Não deixa de ser paradoxal que, ao mesmo tempo que exigimos justiça e condenamos dirigentes da Igreja Católica por não terem feito mais, há várias décadas, para travar as agressões sexuais dentro da Igreja, assistimos agora mesmo a casos como o de Megane (e também da mãe e da irmã de Oumar) como se nada se pudesse fazer para os evitar. Sim, é bem mais fácil indignarmo-nos com o acontecido nos anos 50 ou 90 do século passado do que olhar para aquilo que está a acontecer agora.
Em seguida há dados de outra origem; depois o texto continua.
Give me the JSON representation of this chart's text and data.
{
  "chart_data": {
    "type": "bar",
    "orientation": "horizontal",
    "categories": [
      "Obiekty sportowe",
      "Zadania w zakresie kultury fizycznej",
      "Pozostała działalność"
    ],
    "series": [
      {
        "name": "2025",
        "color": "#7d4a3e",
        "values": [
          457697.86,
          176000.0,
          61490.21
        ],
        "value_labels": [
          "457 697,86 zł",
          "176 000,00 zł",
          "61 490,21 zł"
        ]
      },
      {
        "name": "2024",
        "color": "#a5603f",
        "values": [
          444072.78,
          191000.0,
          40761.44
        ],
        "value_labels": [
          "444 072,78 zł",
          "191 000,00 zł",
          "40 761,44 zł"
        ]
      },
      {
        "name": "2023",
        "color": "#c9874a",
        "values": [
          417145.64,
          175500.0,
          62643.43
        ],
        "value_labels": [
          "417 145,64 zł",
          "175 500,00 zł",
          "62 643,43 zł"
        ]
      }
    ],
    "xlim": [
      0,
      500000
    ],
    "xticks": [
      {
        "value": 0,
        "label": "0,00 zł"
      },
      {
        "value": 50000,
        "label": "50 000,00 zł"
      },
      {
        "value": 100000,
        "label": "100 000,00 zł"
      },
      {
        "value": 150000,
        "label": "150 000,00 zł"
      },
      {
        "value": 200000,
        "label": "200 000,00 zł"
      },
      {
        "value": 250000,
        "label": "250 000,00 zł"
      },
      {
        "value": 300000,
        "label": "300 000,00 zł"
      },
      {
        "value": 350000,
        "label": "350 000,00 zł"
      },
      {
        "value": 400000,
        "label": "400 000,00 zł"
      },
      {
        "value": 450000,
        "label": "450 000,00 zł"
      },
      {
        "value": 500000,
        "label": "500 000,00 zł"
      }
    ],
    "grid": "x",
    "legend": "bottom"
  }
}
E também é bem mais fácil exigirmos responsabilidades a uma instituição como é a Igreja do que a nós mesmos e àqueles que elegemos, como sucede com a justiça e a educação.

Para mais as nossas indignações só são possíveis se elas forem focadas em alvos que não nos causem problemas. Veja-se o caso de Oumar. É filho de um senegalês, logo há que ter em conta que existe o sério risco de se acabar a ser acusado de racismo. A este risco, que não é nada insignificante e que pode destruir a vida ou pelo menos a carreira profissional de alguém (a propósito lembram-se do actor Laurence Fox? E porque será que cada vez o vemos menos como actor?), junta-se o argumentário do estar-se a fazer o jogo da extrema-direita. É cada vez mais vasta a lista dos assuntos e factos que não se podem discutir porque logo surgem os agitadores do espantalho do crescimento da extrema-direita. Como é mais que óbvio a extrema-direita cresce ainda mais ao deixar-se-lhe o monopólio de assuntos que tocam directamente na vida das pessoas.

Assim, à gravidade dos actos praticados por Oumar junta-se essa auto-censura que leva a que sua história e os seus crimes quase não suscitem notícias fora de França. O que implica que façamos de conta que Megane nunca existiu.